You can also play the applet game but that would not be
convincing because we do not know if the underlying code
is a true simulation designed to validate (or invalidate) a
theory or a fake simulation designed to illustrate what is
"expected according to that theory." I did write codes for
true simulations of (a) and (b) strategies; they confirm the
theoretically expected 1/3 and 2/3 limits. It takes a second
to play more than 10,000 games on my six years old
computer. I will be happy to e-mail (or post) these easy
to follow True Basic codes, if somebody is interested.
Ludwik Kowalski

John Mallinckrodt wrote:

Ludwik reprises the classic "Monty Hall" problem. It's
interesting to examine a few unspoken assumptions in "the
solution."

The usual assumption is that Monty *always* shows you a goat
(because Monty *always* knows where there is a goat) and *always*
offers you a chance to switch. In this case, you win 1/3 of the
time if you never switch and 2/3 of the time if you always switch.
The reason is that Monty's actions provide you with *extremely*
valuable information: After all, *every* time you initially pick
a goat (i.e., 2/3 of the time), Monty then tells you precisely
where the car is.

But what if Monty *only* shows you a goat and offers you a chance
to switch when you have chosen the car? Then the best strategy
is *never* to switch and you end up winning 1/3 of the time--i.e.,
*every* time you are given the chance to switch.

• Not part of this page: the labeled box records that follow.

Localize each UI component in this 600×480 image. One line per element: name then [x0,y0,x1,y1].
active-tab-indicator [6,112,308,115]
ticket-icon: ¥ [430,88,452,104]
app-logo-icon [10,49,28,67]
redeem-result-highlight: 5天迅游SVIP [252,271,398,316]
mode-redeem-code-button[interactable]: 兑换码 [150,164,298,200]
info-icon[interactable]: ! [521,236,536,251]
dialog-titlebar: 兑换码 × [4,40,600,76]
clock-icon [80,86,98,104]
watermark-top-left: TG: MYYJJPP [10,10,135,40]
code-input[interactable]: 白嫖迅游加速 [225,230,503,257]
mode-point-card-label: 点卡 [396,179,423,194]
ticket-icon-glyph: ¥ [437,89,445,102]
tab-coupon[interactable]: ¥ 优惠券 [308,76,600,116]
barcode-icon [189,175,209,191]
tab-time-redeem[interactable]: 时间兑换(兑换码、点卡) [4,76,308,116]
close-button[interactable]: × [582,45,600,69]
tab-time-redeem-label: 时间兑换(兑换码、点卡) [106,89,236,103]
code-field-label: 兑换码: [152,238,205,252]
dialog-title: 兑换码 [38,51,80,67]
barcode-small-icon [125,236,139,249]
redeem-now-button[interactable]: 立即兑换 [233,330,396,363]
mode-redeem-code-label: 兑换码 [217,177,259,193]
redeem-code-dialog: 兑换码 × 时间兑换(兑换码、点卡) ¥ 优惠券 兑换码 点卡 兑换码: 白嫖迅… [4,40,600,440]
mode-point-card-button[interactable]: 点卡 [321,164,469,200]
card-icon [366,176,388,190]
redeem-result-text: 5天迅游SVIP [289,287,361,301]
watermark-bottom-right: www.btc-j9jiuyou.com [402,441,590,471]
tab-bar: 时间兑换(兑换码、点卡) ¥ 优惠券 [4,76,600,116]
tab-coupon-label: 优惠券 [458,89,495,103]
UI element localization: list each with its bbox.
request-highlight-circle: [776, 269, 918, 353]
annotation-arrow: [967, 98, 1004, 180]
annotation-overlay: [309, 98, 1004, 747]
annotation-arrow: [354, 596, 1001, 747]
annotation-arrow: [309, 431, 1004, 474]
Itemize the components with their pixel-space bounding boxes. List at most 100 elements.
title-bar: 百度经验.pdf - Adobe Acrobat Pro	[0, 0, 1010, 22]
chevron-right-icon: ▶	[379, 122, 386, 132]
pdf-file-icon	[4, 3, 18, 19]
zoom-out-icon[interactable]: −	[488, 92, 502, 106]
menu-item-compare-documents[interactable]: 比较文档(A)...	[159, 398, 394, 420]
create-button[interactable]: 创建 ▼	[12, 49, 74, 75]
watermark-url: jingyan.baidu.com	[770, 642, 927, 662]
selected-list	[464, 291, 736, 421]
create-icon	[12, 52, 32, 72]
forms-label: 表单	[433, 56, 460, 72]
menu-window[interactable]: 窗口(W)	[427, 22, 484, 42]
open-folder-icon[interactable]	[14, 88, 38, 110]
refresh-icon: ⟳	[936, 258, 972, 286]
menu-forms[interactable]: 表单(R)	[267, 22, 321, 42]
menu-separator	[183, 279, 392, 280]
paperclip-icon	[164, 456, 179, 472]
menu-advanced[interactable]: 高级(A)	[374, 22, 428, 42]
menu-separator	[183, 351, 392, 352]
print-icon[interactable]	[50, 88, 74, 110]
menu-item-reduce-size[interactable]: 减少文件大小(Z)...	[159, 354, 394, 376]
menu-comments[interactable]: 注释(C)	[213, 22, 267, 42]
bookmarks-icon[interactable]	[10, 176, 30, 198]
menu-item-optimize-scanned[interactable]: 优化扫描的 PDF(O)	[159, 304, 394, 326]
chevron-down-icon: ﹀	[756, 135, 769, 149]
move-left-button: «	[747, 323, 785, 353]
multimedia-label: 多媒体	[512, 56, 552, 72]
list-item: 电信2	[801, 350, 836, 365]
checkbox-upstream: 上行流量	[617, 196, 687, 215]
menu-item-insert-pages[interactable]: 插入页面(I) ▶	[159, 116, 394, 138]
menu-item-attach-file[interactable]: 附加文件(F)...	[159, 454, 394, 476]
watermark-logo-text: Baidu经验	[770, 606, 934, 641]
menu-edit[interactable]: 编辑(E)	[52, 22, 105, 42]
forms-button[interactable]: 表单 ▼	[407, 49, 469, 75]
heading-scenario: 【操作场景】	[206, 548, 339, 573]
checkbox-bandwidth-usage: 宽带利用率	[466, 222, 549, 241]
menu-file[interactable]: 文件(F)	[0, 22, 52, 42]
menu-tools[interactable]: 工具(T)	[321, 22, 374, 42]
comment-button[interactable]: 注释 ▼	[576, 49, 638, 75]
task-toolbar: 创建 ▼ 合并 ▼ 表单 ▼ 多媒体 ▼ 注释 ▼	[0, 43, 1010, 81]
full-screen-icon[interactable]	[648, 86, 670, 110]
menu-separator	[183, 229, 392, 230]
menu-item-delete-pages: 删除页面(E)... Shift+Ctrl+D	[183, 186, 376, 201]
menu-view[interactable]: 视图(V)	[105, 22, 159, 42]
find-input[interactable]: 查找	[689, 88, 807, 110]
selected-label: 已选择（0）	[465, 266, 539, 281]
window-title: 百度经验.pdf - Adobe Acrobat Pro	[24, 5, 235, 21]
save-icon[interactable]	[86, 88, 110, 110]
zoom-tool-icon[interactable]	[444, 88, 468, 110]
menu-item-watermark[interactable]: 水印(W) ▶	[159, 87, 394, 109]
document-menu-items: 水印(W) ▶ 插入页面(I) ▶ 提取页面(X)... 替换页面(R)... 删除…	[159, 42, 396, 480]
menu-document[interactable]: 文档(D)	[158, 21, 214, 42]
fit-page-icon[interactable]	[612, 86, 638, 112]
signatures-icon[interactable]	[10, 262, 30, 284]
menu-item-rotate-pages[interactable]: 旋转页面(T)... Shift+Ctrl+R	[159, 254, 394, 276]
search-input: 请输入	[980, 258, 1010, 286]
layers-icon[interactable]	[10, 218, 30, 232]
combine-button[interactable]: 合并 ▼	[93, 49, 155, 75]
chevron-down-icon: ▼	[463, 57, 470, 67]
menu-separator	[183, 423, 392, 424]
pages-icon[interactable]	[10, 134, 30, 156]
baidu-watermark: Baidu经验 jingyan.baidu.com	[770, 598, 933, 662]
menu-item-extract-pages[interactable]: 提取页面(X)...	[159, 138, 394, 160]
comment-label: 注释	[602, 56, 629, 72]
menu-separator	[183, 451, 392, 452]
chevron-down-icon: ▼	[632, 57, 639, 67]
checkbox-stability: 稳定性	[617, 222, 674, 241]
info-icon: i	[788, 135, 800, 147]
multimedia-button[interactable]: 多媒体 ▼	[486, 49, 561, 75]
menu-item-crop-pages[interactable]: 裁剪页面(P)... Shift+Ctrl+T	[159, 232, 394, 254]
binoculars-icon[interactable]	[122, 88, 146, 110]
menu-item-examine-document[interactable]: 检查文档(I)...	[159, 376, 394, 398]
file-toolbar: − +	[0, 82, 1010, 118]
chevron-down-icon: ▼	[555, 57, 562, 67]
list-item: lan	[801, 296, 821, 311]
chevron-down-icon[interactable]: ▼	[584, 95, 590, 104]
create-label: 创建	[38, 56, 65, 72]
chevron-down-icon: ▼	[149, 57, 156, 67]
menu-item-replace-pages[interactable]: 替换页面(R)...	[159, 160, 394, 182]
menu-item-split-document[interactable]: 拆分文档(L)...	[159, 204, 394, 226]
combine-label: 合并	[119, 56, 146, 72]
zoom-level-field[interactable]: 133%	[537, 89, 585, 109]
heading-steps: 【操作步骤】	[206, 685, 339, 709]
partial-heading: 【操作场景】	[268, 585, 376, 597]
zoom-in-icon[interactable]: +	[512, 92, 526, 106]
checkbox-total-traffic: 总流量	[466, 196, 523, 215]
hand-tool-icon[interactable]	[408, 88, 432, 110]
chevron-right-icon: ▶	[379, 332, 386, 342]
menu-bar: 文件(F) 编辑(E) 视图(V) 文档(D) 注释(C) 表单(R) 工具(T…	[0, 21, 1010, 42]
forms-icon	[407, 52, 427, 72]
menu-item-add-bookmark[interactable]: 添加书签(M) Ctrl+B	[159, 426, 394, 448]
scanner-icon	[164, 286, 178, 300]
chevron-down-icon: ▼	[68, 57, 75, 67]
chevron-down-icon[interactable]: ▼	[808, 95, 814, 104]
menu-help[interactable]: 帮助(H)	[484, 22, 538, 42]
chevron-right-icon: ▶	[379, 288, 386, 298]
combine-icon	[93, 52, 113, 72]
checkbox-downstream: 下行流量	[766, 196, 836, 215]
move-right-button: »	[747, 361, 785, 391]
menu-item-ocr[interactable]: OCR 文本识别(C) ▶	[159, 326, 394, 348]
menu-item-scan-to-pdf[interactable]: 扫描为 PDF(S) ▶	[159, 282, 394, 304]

And what if Monty *only* shows you a goat and offers you a chance
to switch when you have chosen a goat? Then the best strategy is
*always* to switch when offered the chance and the result is that
you win 100% of the time.

And what if Monty *always* opens a door and offers you the chance
to switch but does so without knowing what is behind the doors?
Then, 1/3 of the time he shows you a car and you win a goat no
matter what you do. The other 2/3 of the time you win a car with
50% probability whether you do or don't switch. In other words,
you win 1/3 of the time. This is because Monty gives you no
useful information.

In general, Monty isn't likely to follow *any* predictable pattern
of behavior, and the odds of winning the car will probably remain
about 1/3 no matter what you do as well.